Platform limits — design constraints
The architecture is shaped by Cloudflare platform limits. The ones that matter, and how the design accommodates each:
| Limit | Documented value (Workers Paid, 2026-05) | How the design accommodates it |
|---|---|---|
| Worker CPU per request | 30 s default, configurable to 5 min | Workflow steps are I/O-bound: spawn container, await exit, store result. Heavy CPU lives in Sandbox containers. |
| Workflow step CPU time | Same as Worker CPU; wall-clock per step is unlimited | Chunked execution for retry granularity; detached containers for long indivisible executions. |
| Workflow steps per instance | 10,000 default, configurable to 25,000 | Parent workflows for >25k-shard matrices use child-of-child nesting; sleeps don’t count against the quota. |
| Workflow concurrent instances | 50,000 per account; creation rate 100/s per workflow, 300/s per account | The fan-out Queue paces creation only when shard count × dispatch rate exceeds the per-workflow rate. |
| Workflow step result size | 1 MiB per non-stream step result; larger payloads stream | Logs / artifacts go to R2; steps return pointers, not blobs. |
| Browser Rendering: session duration | No fixed max while active; 60 s idle timeout (extendable) | Runs rotate sessions per test file rather than holding one open for a whole suite. |
| Browser Rendering: concurrent sessions | 120 per account (higher on request) | Shard cap derived from this number minus headroom for other runs. |
| Browser Rendering: free included | 10 browser-hours/month; 10 concurrent browsers | Runs prefer managed Browser Rendering for short tests; in-container Playwright for sessions that would blow the free tier. |
| Container concurrency per account | 1,500 vCPU, 6 TiB memory, 30 TB disk aggregate | Run metadata declares maxConcurrency; the Dispatcher rejects with 429 + Retry-After when account headroom is gone. |
| Container registries | Cloudflare’s registry, Docker Hub, Amazon ECR — GHCR is not a supported pull source | Base images are mirrored to Cloudflare’s registry at release time; see 05-byoc. |
| D1 write rate | Sequential per-database; bounded queries per Worker invocation | Hot-path writes batched per step; checkpoints write once per step transition, not per log line. |
| D1 database size | 10 GB per database; 1 TB account storage | Logs and artifacts live in R2; D1 stores only execution metadata and pointers. |
| R2 lifecycle | Per-prefix expiration rules | Cache / artifact / log retention set by lifecycle policy; see 05-byoc § Retention. |
| Queues | 5,000 msg/s per queue; batched sends | Fan-out shards published in batched sends when the Queue path is taken at all. |
| GitHub API rate limit | 5,000 req/h per installation token | Check-run updates throttled to ~1/sec per execution via the Coordinator. |
Source: Workflows limits, Browser Rendering limits, Containers limits, D1 limits, Queues limits. Values current as of 2026-05.
Observability
- Logs — every step writes structured NDJSON to R2, one object per step. Streamable via Logpush if the user configures it.

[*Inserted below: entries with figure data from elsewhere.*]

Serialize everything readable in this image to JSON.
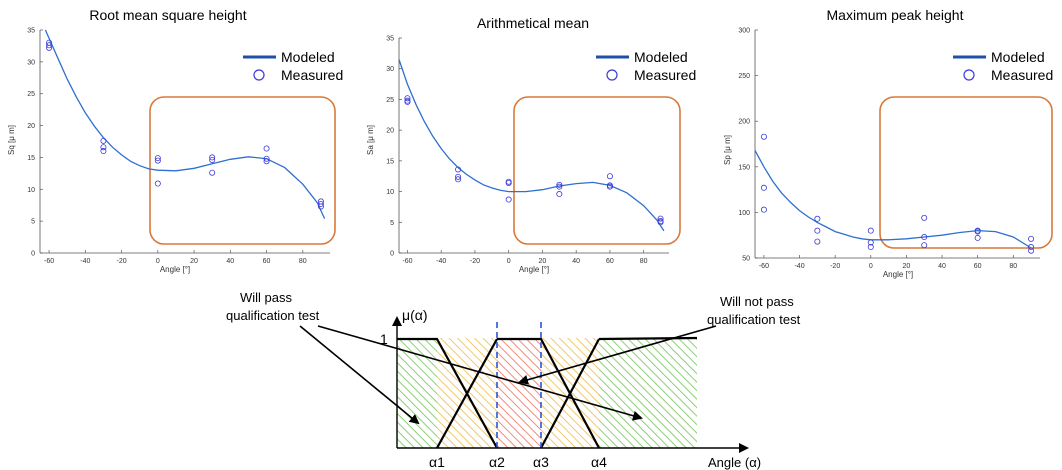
{
  "colors": {
    "model_line": "#2f6fd1",
    "model_legend": "#1f4fa8",
    "measured": "#3a3ad8",
    "highlight_box": "#d9793a",
    "hatch_green": "#8fd07a",
    "hatch_yellow": "#f0c96a",
    "hatch_red": "#f08a7a",
    "dashed": "#2a55d8"
  },
  "chart_data": [
    {
      "type": "scatter",
      "title": "Root mean square height",
      "xlabel": "Angle [°]",
      "ylabel": "Sq [μ m]",
      "xlim": [
        -65,
        95
      ],
      "ylim": [
        0,
        35
      ],
      "xticks": [
        -60,
        -40,
        -20,
        0,
        20,
        40,
        60,
        80
      ],
      "yticks": [
        0,
        5,
        10,
        15,
        20,
        25,
        30,
        35
      ],
      "legend": [
        "Modeled",
        "Measured"
      ],
      "legend_position": "top-right",
      "series": [
        {
          "name": "Modeled",
          "kind": "line",
          "x": [
            -62,
            -55,
            -50,
            -45,
            -40,
            -35,
            -30,
            -25,
            -20,
            -15,
            -10,
            -5,
            0,
            10,
            20,
            30,
            40,
            50,
            60,
            70,
            80,
            88,
            92
          ],
          "y": [
            35,
            30.5,
            27.3,
            24.5,
            22,
            19.9,
            18.1,
            16.6,
            15.4,
            14.4,
            13.7,
            13.2,
            13.0,
            12.9,
            13.3,
            14.0,
            14.7,
            15.1,
            14.8,
            13.4,
            10.8,
            7.9,
            5.4
          ]
        },
        {
          "name": "Measured",
          "kind": "scatter",
          "x": [
            -60,
            -60,
            -60,
            -30,
            -30,
            -30,
            0,
            0,
            0,
            30,
            30,
            30,
            60,
            60,
            60,
            90,
            90,
            90
          ],
          "y": [
            33,
            32.6,
            32.2,
            17.6,
            16.6,
            16.0,
            14.9,
            14.5,
            10.9,
            15.0,
            14.6,
            12.6,
            16.4,
            14.8,
            14.4,
            8.1,
            7.7,
            7.3
          ]
        }
      ]
    },
    {
      "type": "scatter",
      "title": "Arithmetical mean",
      "xlabel": "Angle [°]",
      "ylabel": "Sa [μ m]",
      "xlim": [
        -65,
        95
      ],
      "ylim": [
        0,
        35
      ],
      "xticks": [
        -60,
        -40,
        -20,
        0,
        20,
        40,
        60,
        80
      ],
      "yticks": [
        0,
        5,
        10,
        15,
        20,
        25,
        30,
        35
      ],
      "legend": [
        "Modeled",
        "Measured"
      ],
      "legend_position": "top-right",
      "series": [
        {
          "name": "Modeled",
          "kind": "line",
          "x": [
            -65,
            -60,
            -55,
            -50,
            -45,
            -40,
            -35,
            -30,
            -25,
            -20,
            -15,
            -10,
            -5,
            0,
            10,
            20,
            30,
            40,
            50,
            60,
            70,
            80,
            88,
            92
          ],
          "y": [
            31.5,
            27.5,
            24.2,
            21.4,
            19,
            17,
            15.3,
            13.9,
            12.8,
            11.9,
            11.1,
            10.6,
            10.2,
            10.0,
            10.0,
            10.3,
            10.9,
            11.3,
            11.5,
            11.0,
            9.8,
            7.7,
            5.3,
            3.6
          ]
        },
        {
          "name": "Measured",
          "kind": "scatter",
          "x": [
            -60,
            -60,
            -60,
            -30,
            -30,
            -30,
            0,
            0,
            0,
            30,
            30,
            30,
            60,
            60,
            60,
            90,
            90,
            90
          ],
          "y": [
            25.2,
            24.8,
            24.6,
            13.6,
            12.4,
            12.0,
            11.6,
            11.4,
            8.7,
            11.1,
            10.8,
            9.6,
            12.5,
            11.0,
            10.8,
            5.6,
            5.2,
            5.0
          ]
        }
      ]
    },
    {
      "type": "scatter",
      "title": "Maximum peak height",
      "xlabel": "Angle [°]",
      "ylabel": "Sp [μ m]",
      "xlim": [
        -65,
        95
      ],
      "ylim": [
        50,
        300
      ],
      "xticks": [
        -60,
        -40,
        -20,
        0,
        20,
        40,
        60,
        80
      ],
      "yticks": [
        50,
        100,
        150,
        200,
        250,
        300
      ],
      "legend": [
        "Modeled",
        "Measured"
      ],
      "legend_position": "top-right",
      "series": [
        {
          "name": "Modeled",
          "kind": "line",
          "x": [
            -65,
            -60,
            -55,
            -50,
            -45,
            -40,
            -35,
            -30,
            -25,
            -20,
            -15,
            -10,
            -5,
            0,
            10,
            20,
            30,
            40,
            50,
            60,
            70,
            80,
            90
          ],
          "y": [
            168,
            150,
            134,
            121,
            111,
            102,
            95,
            89,
            84,
            79,
            76,
            73,
            71,
            70,
            70,
            71,
            73,
            75,
            78,
            80,
            79,
            73,
            61
          ]
        },
        {
          "name": "Measured",
          "kind": "scatter",
          "x": [
            -60,
            -60,
            -60,
            -30,
            -30,
            -30,
            0,
            0,
            0,
            30,
            30,
            30,
            60,
            60,
            60,
            90,
            90,
            90
          ],
          "y": [
            183,
            127,
            103,
            93,
            80,
            68,
            80,
            67,
            62,
            94,
            73,
            64,
            80,
            79,
            72,
            71,
            62,
            58
          ]
        }
      ]
    }
  ],
  "diagram": {
    "y_axis_label": "μ(α)",
    "y_one": "1",
    "x_axis_label": "Angle (α)",
    "alphas": [
      "α1",
      "α2",
      "α3",
      "α4"
    ],
    "pass_text": [
      "Will pass",
      "qualification test"
    ],
    "fail_text": [
      "Will not pass",
      "qualification test"
    ]
  }
}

- Metrics — Workflow built-in metrics (step duration, retry count) export to Workers Analytics Engine.
- Traces — each step is an OpenTelemetry span; the execution is the root span. Traces export to whatever OTel collector the user configures.
- Execution inspection — the PR’s Checks tab shows status; the check-run detail page links to logs, artifacts, and the trace.
There is intentionally no custom web UI in v0–v2 — the GitHub check-run page is the operator surface.